Phase 0's hypothesis ("UAPI gap — backend doesn't populate the new CIDs") is **partially refuted**:

1. We populated the controls in the backend (Step 4) — but strace shows they don't reach the kernel.
2. The OOPS happens with `run->ext_sps_st_rps = 0x51a0` — a value that LOOKS like an uninitialized field or partially-decoded offset, not a NULL or a backend-supplied pointer.
3. Therefore the kernel-side state path is what's broken — even when userspace DOESN'T set the controls (pre-iter2 state) or DOES try (iter2 state, with the backend's submission silently absent from the ioctl trace), the kernel ends up with `run->ext_sps_st_rps = 0x51a0` and OOPSes.

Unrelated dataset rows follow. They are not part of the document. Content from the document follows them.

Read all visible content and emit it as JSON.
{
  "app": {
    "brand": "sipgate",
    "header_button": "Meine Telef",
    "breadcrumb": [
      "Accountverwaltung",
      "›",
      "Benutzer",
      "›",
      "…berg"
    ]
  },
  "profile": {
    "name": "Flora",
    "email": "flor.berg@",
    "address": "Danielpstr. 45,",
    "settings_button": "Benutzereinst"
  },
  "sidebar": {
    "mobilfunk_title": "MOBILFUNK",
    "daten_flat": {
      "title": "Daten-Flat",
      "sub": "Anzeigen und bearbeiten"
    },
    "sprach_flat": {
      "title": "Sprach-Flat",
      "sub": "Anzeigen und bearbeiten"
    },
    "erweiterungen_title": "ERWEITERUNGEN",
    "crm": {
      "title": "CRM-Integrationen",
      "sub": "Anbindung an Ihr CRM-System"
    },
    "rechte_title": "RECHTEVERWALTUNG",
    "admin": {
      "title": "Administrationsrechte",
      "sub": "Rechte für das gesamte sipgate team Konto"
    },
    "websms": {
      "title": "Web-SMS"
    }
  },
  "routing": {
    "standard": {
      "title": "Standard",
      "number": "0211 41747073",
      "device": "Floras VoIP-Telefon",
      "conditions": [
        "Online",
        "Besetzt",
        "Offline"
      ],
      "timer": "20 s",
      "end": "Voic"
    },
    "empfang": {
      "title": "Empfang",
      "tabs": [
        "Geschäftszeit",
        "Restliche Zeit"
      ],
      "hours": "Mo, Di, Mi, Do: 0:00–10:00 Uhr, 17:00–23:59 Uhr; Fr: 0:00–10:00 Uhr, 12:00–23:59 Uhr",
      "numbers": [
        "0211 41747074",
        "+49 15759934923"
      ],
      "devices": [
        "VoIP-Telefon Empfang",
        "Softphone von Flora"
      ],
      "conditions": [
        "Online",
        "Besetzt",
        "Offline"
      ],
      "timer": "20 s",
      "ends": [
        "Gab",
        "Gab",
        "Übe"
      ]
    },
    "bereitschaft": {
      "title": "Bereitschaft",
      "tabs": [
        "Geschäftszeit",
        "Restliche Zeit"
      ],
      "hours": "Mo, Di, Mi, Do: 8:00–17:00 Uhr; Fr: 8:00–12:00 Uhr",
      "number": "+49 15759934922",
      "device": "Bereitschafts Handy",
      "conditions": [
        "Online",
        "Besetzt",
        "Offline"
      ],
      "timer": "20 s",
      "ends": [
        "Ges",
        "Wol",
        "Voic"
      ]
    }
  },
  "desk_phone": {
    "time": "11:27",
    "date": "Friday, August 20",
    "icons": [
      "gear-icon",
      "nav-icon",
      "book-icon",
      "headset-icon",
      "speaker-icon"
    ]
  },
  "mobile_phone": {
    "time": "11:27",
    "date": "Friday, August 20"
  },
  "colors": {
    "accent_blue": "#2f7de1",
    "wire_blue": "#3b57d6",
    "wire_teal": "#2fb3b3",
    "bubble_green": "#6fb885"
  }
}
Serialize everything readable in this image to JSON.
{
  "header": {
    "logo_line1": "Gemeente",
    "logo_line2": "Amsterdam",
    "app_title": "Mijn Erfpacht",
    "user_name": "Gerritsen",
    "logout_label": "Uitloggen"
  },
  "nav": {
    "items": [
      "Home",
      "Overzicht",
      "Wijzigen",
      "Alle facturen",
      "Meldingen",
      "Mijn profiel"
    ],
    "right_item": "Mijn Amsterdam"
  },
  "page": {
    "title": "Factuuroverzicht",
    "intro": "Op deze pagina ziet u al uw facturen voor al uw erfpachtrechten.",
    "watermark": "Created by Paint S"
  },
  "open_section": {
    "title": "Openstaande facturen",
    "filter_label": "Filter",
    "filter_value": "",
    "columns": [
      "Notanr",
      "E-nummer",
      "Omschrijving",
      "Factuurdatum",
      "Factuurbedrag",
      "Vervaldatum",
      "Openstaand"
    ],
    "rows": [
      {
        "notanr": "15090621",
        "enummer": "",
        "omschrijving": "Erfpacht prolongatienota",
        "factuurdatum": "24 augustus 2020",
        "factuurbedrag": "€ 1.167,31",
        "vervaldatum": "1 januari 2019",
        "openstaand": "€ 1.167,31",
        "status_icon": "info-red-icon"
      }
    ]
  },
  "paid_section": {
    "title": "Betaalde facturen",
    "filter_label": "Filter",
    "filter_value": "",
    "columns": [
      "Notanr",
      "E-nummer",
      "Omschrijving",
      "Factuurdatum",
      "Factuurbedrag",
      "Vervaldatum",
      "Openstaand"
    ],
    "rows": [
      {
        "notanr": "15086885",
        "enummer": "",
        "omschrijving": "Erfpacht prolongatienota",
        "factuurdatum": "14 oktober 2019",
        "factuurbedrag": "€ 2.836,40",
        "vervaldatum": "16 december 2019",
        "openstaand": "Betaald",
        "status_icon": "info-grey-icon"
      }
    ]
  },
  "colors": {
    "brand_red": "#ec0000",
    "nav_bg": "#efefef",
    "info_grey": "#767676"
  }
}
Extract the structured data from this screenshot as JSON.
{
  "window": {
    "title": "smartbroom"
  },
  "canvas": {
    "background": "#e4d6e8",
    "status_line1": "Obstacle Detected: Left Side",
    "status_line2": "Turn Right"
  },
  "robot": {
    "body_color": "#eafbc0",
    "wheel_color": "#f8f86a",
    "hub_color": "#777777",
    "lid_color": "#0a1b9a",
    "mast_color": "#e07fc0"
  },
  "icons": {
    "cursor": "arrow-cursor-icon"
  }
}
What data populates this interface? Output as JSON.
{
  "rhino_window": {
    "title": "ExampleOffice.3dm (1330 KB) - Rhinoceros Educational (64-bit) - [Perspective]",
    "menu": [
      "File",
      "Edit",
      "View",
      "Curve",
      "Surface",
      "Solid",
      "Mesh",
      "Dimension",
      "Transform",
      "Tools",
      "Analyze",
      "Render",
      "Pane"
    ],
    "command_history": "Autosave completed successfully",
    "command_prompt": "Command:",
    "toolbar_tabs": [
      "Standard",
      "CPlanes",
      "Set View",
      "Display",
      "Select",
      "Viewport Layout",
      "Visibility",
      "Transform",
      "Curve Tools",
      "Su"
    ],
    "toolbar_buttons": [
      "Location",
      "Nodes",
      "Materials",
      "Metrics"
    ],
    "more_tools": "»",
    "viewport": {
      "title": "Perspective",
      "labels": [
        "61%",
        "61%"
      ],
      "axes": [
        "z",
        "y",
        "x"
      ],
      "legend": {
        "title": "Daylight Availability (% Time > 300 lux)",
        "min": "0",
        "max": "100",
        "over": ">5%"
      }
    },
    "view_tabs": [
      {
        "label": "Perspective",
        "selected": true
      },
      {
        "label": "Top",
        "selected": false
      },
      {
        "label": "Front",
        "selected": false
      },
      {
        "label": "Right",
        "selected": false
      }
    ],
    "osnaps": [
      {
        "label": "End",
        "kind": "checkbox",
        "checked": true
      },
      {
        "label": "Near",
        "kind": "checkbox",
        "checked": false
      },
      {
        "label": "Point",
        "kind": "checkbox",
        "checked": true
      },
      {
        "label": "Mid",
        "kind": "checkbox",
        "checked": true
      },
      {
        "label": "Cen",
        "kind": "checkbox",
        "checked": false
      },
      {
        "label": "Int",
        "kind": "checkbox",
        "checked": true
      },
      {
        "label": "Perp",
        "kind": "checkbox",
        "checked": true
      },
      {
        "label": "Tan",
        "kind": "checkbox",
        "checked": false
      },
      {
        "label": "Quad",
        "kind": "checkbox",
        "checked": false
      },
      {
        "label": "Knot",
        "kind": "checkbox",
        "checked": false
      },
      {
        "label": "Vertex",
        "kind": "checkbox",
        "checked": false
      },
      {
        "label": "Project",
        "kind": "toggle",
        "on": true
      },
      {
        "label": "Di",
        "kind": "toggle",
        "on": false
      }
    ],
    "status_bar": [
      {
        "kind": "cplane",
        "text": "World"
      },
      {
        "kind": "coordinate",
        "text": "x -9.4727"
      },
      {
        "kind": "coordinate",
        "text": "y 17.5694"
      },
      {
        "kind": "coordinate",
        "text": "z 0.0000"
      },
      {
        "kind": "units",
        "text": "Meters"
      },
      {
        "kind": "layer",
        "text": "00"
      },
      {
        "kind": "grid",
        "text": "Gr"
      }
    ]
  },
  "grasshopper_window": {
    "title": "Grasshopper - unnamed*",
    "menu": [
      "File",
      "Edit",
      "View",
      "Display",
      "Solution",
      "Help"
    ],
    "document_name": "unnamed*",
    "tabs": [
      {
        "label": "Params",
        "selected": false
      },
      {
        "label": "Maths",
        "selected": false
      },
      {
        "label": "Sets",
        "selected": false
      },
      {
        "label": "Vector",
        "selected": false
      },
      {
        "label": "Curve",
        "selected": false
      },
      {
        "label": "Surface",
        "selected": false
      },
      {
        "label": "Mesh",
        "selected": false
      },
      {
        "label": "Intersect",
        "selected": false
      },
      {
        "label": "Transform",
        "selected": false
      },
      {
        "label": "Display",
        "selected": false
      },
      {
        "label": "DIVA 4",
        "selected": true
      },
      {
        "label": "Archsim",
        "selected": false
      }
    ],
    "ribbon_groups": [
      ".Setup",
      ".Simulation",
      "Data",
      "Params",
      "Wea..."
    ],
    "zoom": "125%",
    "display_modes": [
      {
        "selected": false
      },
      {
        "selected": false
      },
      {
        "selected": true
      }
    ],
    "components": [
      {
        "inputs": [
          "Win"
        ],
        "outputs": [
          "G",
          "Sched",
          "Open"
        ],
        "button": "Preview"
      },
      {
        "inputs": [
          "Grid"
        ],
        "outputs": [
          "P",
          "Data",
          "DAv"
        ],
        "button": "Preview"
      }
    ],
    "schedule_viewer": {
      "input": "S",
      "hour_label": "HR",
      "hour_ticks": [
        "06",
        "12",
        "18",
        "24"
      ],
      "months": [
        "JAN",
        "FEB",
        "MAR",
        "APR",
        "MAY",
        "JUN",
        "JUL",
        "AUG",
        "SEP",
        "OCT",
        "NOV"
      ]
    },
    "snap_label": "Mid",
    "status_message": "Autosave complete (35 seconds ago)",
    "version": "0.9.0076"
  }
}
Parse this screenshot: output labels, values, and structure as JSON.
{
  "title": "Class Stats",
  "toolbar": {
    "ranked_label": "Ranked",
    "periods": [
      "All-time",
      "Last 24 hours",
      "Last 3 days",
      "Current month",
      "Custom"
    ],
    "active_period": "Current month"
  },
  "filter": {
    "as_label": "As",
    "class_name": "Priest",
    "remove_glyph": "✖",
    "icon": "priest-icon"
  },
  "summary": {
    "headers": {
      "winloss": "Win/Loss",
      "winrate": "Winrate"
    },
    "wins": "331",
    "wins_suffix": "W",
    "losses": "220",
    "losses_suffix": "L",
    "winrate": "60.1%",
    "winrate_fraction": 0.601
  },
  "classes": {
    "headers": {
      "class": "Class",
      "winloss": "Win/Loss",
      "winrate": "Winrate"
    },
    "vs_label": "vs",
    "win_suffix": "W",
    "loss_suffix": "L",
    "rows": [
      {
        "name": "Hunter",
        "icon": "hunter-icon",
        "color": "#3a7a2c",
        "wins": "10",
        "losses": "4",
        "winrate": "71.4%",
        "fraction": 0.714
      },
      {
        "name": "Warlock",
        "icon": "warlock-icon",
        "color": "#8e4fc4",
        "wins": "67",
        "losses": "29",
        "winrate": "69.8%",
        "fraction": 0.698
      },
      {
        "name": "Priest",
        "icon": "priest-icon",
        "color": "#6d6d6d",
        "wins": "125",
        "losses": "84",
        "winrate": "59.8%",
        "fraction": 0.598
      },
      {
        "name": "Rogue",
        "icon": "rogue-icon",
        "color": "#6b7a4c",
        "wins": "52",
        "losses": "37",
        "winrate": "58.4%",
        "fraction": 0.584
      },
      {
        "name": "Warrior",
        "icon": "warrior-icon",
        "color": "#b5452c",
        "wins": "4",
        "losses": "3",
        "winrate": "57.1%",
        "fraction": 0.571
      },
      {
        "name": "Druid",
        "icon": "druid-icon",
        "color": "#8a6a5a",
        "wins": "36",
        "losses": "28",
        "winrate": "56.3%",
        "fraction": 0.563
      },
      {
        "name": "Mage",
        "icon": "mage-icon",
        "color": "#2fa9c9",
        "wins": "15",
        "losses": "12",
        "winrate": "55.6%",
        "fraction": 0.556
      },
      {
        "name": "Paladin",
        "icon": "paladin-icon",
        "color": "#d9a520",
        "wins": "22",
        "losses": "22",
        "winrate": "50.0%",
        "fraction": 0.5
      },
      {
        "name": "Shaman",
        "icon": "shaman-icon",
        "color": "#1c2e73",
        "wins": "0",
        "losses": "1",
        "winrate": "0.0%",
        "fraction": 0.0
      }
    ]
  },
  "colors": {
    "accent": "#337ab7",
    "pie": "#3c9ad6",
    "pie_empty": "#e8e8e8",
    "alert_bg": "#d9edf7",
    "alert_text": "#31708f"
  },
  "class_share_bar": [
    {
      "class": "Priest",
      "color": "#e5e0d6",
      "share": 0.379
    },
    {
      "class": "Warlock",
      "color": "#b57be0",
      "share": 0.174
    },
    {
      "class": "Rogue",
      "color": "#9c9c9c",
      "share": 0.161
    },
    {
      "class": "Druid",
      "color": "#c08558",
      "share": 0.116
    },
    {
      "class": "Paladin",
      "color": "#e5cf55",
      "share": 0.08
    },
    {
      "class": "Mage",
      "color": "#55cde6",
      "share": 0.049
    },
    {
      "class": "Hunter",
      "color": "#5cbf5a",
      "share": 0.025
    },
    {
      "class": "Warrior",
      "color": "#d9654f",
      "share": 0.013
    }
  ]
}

The 0x51a0 value is consistent across all captured OOPSes (pre-iter2 + post-iter2), which means it's a deterministic kernel-side state — probably an uninitialized `ctrl->p_cur.p` field or a confused offset-vs-pointer somewhere in the V4L2 controls framework or in rkvdec-hevc-common.c itself.

## Why our Step 4 controls don't reach the kernel — open question

Three plausible reasons, ordered by how cheap they are to diagnose next:

1. **`h265_populate_ext_sps_rps_cache` returns error and silently skips the submission.** The function returns `-ENODATA` if no SPS NAL is found in `surface_object->source_data`. ffmpeg-vaapi's HEVC submission protocol may not put the SPS NAL into the slice data buffer the backend sees — Phase 5 reviewer's #3 finding (now empirically confirmed by absence of the new CIDs in strace). To diagnose: add `request_log` in the populate function logging what it found in source_data + the err return code.
2. **Backend's h265 code path goes through `picture.c` instead of `h265.c::h265_set_controls`.** Some backends route per-codec submission through a generic `picture.c::codec_store_buffer` + per-codec dispatchers; if HEVC's `h265_set_controls` isn't the actual call site, our Step 4 edits don't fire. To diagnose: grep `picture.c` for HEVC-related dispatch + log entry into `h265_set_controls`.
3. **The kernel-side `0x51a0` value is independent of userspace** — possibly `ctrl->p_cur.p` for a `.dims = { 65 }` control gets initialized to something like `65 * sizeof(struct) = 65 * 80 = 5200 = 0x1450`... no, doesn't match. Or maybe a count field gets accidentally read as a pointer somewhere in the dynamic-array control framework. To diagnose: kernel-side instrumentation (printk in `rkvdec_hevc_prepare_hw_st_rps` to dump `run->ext_sps_st_rps` as it's read from `ctrl->p_cur.p`).

## Loopback decision

**Loopback to Phase 0** with re-opened `kernel-agent#11` per the Phase 1 falsifier path. iter3 (the kernel-side investigation iteration) starts its Phase 0 with:
- The OOPS register state (`x1 = 0x51a0` is the load-bearing observation)
- The strace evidence that our backend controls don't reach the kernel
- The three open-question candidates above
- The kernel-side gate `ctx->has_sps_st_rps |= !!(ctrl->has_changed)` — the `0x51a0` value would only be read IF `has_sps_st_rps` is true. Open question: how does `has_sps_st_rps` become true if userspace never sets the controls? Possibly via an init path during ctrl_handler registration that flips `has_changed` synthetically.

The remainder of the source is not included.